On December 3, 2024, Rocket Lab USA, Inc. signed an Exchange Agreement with The Equatorial Trust (Sir Peter Beck's family trust) to exchange 50,951,250 common shares for the same number of newly created Series A Convertible Participating Preferred Stock. Approved by a Special Committee of independent directors, the transaction aims to retain CEO Beck's leadership and vision, ensuring continuity. Preferred Stock is initially 1:1 convertible, adjustable for splits/dividends, with voting rights as-converted, director designation for at least 10% board seats (initially Beck until 2027 AGM), participating dividends, and minimal liquidation preference. Automatic conversion triggers include Beck's departure, death/disability, or ownership <5%. No redemption by company. Concurrently, Rocket Lab Limited amended Beck's employment agreement: $800K base (retroactive Oct 1, 2024), 100% performance bonus (cash/RSUs), FY24 grants of 631,498 RSUs (quarterly vesting) + 157,875 RSUs (cliff Mar 1, 2025), FY25 $8M RSUs (4-yr quarterly vesting). Termination with 3 months notice; severance per Executive Plan; 24-mo non-compete.
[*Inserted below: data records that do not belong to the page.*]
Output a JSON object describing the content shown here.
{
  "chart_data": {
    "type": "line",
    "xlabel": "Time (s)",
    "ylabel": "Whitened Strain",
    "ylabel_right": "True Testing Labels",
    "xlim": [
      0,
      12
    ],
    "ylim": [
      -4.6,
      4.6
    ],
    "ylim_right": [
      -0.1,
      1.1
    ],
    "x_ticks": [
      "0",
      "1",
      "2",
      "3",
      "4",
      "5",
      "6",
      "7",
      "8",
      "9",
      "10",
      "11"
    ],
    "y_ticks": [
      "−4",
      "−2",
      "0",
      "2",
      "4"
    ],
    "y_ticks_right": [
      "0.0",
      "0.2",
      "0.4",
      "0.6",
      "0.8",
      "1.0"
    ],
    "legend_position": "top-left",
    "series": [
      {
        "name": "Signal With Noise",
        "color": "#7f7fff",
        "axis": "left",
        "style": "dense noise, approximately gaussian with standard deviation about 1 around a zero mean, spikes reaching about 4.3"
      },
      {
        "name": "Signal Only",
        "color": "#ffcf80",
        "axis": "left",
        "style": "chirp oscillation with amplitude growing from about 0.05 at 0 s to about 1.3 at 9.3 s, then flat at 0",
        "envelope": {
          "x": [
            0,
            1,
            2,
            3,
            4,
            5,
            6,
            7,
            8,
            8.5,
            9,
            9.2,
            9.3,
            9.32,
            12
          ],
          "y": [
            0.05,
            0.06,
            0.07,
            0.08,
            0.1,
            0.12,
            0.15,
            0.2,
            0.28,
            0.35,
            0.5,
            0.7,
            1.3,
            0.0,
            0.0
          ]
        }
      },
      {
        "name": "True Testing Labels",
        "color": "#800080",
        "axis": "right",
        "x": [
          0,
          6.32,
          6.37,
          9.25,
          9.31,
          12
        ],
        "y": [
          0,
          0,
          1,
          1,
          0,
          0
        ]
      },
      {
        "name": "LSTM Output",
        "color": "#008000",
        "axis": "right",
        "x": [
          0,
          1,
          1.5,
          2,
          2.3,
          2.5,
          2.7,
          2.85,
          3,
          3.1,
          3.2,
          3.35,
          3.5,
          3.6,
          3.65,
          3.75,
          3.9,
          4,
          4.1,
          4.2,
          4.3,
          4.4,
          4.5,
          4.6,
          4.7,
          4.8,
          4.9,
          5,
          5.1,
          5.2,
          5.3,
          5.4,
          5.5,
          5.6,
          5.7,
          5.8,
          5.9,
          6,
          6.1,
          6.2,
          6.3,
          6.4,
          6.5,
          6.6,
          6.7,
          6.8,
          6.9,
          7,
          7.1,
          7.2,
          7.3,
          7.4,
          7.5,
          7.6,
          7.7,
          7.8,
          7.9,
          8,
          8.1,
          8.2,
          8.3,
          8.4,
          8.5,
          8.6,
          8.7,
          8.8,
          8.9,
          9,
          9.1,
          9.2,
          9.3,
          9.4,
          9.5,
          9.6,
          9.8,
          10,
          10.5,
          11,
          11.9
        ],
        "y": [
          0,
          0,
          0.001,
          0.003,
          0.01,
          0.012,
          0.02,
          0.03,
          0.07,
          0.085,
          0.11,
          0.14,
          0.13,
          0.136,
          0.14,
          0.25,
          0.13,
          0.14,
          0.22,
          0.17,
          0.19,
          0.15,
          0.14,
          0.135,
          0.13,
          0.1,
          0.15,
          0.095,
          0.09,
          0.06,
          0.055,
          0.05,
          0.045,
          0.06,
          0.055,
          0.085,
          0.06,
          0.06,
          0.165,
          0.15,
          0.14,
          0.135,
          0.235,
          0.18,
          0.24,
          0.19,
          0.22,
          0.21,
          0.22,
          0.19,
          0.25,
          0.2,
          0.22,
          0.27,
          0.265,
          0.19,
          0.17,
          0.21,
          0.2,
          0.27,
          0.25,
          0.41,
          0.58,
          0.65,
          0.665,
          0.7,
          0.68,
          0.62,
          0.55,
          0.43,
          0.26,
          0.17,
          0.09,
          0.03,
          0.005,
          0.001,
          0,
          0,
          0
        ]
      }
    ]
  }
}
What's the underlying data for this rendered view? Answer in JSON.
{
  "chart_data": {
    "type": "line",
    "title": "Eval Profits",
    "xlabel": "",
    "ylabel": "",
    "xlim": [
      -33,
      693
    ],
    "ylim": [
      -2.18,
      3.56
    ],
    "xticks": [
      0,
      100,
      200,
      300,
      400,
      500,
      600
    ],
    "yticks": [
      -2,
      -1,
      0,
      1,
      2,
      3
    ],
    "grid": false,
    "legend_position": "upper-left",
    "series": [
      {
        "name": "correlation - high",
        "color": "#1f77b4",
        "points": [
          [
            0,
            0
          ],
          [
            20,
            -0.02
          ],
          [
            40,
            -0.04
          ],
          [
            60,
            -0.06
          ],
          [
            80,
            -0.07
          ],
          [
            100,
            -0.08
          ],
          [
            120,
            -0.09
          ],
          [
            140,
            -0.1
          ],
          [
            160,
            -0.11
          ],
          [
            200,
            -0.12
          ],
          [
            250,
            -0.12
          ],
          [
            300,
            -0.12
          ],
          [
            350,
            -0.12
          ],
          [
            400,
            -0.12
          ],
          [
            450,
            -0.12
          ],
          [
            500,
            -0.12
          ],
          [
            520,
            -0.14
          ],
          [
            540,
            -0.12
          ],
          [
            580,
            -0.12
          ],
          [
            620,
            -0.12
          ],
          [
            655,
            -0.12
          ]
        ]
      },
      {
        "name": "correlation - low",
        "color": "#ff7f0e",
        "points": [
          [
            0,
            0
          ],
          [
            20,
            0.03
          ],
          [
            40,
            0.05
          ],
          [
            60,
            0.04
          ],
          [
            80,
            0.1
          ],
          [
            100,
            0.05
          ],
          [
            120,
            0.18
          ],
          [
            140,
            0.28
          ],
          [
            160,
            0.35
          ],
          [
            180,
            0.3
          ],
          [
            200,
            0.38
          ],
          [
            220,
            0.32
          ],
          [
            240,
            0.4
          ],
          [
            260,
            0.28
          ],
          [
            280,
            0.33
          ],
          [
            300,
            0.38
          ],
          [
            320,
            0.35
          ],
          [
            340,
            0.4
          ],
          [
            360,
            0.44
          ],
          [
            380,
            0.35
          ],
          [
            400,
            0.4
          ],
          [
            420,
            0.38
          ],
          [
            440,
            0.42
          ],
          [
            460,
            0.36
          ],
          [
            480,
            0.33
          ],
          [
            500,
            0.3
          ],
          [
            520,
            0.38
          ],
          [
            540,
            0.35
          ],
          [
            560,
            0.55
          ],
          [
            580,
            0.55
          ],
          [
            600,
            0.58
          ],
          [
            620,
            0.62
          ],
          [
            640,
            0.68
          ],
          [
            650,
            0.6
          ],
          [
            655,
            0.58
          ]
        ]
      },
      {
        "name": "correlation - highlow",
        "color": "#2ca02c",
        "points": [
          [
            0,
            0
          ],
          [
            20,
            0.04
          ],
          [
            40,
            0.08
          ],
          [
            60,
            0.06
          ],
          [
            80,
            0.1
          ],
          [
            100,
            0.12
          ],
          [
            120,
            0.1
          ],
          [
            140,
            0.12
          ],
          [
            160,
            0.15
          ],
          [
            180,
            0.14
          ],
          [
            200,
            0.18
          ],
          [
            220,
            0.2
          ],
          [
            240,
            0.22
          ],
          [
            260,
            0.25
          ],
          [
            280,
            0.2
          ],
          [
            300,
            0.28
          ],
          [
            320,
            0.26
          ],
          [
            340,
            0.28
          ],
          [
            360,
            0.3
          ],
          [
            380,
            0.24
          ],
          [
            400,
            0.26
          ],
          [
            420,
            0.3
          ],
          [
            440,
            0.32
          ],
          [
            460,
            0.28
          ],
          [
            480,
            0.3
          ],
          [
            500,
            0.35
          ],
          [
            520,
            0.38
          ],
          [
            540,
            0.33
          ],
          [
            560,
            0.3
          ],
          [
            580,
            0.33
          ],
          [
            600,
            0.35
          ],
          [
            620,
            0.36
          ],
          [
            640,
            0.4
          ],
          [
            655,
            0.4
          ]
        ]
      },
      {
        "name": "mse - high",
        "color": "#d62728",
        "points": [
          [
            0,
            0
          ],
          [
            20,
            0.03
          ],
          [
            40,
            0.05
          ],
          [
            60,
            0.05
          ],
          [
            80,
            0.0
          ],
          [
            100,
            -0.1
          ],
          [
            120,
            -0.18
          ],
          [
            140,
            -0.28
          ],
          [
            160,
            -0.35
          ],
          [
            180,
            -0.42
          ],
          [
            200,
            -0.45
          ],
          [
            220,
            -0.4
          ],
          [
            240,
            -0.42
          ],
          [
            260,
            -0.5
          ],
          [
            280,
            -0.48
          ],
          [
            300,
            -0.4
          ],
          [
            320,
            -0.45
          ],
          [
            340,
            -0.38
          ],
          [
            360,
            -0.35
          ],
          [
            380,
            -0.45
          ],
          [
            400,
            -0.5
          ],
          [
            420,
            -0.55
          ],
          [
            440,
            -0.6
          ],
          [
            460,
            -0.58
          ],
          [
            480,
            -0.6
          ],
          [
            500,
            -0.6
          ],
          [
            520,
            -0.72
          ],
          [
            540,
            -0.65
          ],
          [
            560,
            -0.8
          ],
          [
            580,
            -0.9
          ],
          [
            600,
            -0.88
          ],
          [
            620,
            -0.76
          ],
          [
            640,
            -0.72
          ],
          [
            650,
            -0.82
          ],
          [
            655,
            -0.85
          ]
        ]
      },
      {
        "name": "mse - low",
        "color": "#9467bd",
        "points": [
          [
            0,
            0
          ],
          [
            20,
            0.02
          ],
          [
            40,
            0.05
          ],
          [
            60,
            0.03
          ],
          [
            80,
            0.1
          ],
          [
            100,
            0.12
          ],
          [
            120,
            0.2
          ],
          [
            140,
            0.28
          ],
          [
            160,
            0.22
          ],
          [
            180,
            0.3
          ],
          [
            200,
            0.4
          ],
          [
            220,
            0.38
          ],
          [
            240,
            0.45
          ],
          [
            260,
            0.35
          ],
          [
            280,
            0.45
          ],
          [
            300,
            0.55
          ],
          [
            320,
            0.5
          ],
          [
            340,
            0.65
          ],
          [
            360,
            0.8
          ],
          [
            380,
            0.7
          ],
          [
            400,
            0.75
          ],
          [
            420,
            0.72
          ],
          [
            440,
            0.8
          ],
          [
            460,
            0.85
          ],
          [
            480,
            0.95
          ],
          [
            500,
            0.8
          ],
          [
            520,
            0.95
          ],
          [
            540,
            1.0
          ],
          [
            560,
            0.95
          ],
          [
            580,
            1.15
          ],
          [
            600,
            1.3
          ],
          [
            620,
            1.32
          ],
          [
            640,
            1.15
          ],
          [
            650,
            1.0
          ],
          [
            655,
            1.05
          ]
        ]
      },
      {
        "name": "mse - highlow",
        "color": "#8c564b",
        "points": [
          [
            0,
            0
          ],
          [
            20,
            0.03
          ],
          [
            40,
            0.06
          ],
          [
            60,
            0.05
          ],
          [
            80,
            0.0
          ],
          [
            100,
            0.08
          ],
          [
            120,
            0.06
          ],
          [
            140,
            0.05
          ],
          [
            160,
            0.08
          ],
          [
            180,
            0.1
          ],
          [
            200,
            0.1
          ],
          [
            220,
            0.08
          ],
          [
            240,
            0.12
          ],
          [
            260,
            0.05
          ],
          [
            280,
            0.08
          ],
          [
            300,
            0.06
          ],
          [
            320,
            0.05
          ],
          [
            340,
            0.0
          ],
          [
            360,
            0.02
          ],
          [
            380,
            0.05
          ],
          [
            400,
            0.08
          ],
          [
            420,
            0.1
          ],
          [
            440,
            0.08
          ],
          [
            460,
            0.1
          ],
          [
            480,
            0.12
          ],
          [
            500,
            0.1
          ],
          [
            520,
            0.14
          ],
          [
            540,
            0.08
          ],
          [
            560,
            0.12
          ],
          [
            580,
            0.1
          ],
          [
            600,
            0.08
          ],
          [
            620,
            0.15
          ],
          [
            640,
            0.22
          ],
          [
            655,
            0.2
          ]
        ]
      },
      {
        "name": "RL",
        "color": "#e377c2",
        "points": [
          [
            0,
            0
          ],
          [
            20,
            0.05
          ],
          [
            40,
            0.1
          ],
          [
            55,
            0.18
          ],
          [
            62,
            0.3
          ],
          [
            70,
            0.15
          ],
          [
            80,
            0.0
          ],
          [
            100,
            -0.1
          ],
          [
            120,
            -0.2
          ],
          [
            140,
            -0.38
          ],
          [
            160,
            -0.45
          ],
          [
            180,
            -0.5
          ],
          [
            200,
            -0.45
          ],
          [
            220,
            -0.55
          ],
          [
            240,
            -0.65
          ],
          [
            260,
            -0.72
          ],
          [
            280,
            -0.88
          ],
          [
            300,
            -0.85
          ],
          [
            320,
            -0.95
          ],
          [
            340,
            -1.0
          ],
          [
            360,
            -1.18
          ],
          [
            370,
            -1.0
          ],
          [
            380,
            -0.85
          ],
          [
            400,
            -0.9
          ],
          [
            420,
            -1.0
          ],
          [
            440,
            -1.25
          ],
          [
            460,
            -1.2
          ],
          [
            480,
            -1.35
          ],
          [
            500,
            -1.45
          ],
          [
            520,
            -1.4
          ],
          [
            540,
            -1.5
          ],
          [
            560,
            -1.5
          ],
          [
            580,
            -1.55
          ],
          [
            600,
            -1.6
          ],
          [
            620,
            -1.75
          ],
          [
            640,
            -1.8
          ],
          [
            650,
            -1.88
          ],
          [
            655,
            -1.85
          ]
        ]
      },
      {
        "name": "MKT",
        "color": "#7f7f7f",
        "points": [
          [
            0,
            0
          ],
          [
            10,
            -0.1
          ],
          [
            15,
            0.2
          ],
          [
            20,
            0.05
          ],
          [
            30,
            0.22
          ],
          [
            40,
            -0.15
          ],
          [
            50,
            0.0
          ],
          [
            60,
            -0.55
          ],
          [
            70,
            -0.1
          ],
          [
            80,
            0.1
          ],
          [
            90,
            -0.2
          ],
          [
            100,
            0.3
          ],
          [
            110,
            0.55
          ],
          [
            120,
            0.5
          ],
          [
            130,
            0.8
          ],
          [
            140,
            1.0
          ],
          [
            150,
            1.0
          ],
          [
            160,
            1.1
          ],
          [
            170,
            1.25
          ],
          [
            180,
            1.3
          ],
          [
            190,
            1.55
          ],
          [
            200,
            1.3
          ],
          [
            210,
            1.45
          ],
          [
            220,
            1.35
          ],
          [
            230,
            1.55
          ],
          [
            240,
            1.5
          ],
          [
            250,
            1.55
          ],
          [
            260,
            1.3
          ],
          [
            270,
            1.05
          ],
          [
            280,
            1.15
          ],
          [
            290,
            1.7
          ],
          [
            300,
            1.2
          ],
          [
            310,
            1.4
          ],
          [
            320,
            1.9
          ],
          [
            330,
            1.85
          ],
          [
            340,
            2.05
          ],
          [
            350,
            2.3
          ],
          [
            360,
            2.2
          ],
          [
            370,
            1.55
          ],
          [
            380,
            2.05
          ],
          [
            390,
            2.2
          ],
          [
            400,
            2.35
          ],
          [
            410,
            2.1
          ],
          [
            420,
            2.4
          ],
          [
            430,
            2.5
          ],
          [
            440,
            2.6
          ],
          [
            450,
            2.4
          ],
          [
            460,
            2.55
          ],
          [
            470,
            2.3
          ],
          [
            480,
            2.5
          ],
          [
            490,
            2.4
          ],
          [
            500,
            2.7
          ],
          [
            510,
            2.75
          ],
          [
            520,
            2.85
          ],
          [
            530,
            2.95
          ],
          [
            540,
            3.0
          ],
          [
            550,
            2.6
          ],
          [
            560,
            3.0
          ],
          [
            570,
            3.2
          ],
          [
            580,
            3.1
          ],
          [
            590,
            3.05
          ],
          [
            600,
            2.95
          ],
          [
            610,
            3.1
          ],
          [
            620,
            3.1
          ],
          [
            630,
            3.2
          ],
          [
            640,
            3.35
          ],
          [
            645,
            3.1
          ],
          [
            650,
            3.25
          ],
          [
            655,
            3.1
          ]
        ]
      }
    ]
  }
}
Closing subject to HSR antitrust clearance, expected early 2025. Event classified as Contract/Agreement and related_party compensatory arrangement.

Key Telemetry

  • Exchange: 50,951,250 common shares for Series A Preferred Stock (1:1 convertible, no dilution).
  • Preferred rights: Min 10% board seats (Beck initially to 2027), as-converted voting/dividends, auto-convert on Beck departure/<5% ownership.
  • CEO comp: $800K base, 100% bonus, FY24 789,373 RSUs, FY25 $8M RSUs.
  • Closing: Early 2025 post-HSR; approved by Special Committee.
  • Exempt from Securities Act registration under 3(a)(9).

Risk Signals

Related Party
Exchange of 50.95M shares for Preferred Stock with CEO's family trust, preserving significant influence.

Impact Vector

Secures long-term retention of founder-CEO critical for Rocket Lab's Neutron development and launch cadence growth, maintaining strategic vision without equity dilution or cash outlay. Preferred structure locks in influence while aiding estate/tax planning. Near-term: HSR risk minimal; positive signal for stability amid scaling. Investors should view as bullish for leadership continuity; monitor closing and future performance metrics.